Performance is part of the attraction, with Peter Meany, head of global infrastructure securities at First State Investments, pointing out that a number of infrastructure sectors have delivered greater than 20 per cent returns (in local currency terms) in the past 12 months.

He adds: “The dividends paid by electric, gas and water utilities have become more attractive in a low-bond-yield environment. Despite re-rating, many utilities still offer 3-4 per cent yields, plus dividend growth of 5-6 per cent reflecting investment into gas pipelines and renewable energy. Mobile towers benefit from the strong demand for mobile data and the resulting need for telecom operators to upgrade.

“Airports have enjoyed increased airline seat capacity due to lower fuel prices, on top of the structural growth from rising middle-class wealth in countries like China. Takeovers were also a source of returns for listed infrastructure investors as unlisted infrastructure, pension and sovereign wealth funds have been prepared to pay premiums of 30 per cent or more to accumulate these scarce assets.”


CF CanLife Globlal Infrastructure

One of the smaller vehicles in the sector at just £11m, this open-ended fund was launched in 2013 and is managed by Dave Gill and Pei Li.

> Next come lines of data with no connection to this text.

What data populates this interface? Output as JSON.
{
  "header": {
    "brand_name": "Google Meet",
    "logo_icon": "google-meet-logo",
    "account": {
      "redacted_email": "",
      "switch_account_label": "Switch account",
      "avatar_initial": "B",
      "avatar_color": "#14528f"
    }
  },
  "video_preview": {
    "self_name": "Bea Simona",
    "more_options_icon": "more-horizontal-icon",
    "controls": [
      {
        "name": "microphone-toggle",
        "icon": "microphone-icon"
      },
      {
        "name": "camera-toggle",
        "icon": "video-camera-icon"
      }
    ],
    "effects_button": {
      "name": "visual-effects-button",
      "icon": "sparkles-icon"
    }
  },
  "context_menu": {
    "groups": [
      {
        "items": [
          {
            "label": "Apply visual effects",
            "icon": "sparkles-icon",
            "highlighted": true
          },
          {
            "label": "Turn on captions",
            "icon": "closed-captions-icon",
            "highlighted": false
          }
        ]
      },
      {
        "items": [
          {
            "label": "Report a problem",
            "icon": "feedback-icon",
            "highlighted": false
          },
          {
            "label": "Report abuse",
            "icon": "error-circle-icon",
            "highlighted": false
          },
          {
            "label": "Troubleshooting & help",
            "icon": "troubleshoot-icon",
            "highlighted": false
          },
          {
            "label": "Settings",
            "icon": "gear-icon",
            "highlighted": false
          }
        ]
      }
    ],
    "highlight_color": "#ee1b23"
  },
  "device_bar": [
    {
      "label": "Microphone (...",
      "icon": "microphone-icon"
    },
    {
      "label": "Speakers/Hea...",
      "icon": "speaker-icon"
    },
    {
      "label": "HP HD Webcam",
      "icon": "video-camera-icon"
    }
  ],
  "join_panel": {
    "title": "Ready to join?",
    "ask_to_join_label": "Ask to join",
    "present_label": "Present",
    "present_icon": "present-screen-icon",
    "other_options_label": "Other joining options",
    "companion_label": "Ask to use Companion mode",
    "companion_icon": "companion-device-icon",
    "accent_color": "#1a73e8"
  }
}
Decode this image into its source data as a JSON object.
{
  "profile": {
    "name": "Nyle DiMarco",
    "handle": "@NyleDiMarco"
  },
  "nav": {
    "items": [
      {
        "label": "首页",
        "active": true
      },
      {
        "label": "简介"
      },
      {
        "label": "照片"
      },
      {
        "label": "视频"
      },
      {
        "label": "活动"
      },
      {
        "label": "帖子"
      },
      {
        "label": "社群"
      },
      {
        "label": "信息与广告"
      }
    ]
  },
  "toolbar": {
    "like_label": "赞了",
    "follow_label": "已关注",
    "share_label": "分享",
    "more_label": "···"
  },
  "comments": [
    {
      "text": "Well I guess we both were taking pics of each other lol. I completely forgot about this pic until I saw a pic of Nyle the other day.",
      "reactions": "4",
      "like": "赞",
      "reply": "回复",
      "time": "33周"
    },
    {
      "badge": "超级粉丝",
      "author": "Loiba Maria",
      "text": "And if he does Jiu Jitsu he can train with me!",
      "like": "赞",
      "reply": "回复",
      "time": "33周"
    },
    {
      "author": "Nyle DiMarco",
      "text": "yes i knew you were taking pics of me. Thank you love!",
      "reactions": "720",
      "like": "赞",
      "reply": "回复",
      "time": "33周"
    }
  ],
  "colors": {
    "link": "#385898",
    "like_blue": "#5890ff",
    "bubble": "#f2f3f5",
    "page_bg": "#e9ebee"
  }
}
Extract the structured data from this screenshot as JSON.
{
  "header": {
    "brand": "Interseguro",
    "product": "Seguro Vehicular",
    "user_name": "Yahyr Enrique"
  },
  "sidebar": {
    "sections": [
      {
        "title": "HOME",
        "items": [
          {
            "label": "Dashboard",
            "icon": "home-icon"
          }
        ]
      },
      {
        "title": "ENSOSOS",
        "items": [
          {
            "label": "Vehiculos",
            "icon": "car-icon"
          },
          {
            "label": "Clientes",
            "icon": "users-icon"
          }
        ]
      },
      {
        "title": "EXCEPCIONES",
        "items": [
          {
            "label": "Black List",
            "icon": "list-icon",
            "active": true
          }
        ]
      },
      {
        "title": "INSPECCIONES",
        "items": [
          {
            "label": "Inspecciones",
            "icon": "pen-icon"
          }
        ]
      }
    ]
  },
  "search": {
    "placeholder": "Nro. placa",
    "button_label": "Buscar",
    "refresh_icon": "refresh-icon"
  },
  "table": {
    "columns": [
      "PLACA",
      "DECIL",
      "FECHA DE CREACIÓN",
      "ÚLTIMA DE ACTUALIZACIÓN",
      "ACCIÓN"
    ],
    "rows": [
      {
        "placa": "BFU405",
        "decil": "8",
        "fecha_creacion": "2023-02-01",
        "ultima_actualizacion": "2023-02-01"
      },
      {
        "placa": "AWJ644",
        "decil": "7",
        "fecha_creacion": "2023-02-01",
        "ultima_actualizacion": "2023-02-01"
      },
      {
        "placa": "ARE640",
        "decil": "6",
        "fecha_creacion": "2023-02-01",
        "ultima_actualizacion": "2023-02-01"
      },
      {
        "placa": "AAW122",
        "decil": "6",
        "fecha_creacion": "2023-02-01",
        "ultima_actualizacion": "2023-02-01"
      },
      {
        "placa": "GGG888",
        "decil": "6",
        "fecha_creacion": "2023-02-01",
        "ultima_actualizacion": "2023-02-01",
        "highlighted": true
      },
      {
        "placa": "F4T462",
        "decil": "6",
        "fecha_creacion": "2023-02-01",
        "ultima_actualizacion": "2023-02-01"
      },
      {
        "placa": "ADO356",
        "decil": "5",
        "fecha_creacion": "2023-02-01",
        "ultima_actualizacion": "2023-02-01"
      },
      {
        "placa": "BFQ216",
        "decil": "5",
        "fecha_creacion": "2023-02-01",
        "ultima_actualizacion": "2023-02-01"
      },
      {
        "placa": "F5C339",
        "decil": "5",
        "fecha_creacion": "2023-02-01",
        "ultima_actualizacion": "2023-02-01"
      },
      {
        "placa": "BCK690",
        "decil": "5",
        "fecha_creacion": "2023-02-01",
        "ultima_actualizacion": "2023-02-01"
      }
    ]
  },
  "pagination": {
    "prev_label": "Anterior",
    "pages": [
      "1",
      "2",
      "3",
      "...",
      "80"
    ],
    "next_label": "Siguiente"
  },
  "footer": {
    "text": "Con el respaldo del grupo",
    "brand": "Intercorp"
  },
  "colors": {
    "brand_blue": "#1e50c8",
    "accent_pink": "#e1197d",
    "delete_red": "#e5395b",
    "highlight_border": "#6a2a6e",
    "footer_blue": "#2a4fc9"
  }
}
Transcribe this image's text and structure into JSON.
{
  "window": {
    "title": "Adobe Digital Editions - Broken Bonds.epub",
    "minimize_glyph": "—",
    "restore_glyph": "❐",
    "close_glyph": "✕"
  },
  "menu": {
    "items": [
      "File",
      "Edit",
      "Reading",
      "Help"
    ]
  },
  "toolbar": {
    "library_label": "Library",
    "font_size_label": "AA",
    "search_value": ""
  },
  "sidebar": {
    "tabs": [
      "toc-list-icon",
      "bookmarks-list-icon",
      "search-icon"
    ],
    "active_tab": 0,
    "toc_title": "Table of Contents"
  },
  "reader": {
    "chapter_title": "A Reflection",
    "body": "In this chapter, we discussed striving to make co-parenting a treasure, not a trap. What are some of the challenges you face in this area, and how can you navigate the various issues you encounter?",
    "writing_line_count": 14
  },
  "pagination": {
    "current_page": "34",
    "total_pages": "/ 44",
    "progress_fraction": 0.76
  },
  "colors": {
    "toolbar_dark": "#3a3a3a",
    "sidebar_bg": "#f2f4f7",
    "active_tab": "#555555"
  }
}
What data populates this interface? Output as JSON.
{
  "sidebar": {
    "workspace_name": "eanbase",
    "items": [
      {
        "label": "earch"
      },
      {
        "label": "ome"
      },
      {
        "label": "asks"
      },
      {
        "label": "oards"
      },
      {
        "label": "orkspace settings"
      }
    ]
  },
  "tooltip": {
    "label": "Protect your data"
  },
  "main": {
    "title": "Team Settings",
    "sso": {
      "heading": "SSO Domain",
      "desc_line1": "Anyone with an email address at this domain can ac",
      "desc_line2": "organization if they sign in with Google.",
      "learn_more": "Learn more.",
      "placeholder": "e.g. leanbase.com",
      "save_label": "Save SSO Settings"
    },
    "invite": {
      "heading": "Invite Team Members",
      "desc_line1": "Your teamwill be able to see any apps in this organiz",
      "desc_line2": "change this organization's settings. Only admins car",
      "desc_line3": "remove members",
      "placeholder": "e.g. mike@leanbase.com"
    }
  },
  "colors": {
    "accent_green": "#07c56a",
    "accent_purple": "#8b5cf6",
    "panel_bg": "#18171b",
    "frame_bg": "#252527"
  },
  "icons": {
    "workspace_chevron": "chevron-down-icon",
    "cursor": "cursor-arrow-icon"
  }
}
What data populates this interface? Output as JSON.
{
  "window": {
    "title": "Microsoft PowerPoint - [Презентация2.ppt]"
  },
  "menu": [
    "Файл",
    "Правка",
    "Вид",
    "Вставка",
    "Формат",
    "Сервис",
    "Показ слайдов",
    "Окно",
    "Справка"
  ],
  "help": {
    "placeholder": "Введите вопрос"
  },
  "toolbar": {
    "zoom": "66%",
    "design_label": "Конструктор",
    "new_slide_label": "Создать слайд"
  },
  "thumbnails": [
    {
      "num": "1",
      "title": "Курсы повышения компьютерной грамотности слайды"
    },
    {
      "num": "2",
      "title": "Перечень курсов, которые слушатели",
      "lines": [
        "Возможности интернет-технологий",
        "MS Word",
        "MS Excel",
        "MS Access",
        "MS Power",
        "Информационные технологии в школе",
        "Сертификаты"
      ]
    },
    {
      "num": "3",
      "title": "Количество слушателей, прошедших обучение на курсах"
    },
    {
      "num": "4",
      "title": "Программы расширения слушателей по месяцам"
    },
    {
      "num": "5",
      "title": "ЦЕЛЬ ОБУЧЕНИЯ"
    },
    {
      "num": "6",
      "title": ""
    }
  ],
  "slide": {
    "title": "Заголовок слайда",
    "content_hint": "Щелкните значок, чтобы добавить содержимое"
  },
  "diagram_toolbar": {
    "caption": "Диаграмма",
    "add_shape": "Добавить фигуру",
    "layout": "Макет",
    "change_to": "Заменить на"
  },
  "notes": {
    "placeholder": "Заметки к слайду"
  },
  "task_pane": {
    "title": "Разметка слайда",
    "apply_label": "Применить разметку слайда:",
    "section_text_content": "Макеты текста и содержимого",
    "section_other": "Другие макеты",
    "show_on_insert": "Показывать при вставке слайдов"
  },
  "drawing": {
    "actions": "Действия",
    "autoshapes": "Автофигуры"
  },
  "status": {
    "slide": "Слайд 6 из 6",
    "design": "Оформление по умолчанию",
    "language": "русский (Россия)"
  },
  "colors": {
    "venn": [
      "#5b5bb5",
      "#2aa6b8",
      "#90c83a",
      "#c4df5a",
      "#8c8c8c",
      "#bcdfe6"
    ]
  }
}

It aims to achieve long-term capital growth by investing in the shares of infrastructure companies around the globe. For the three years to August 18, it has delivered a steady 33.5 per cent return while the one-year performance is equally strong at 22.2 per cent. The largest sector weighting is to utilities at 41.7 per cent, while North America is the largest geographical weighting at 46.4 per cent.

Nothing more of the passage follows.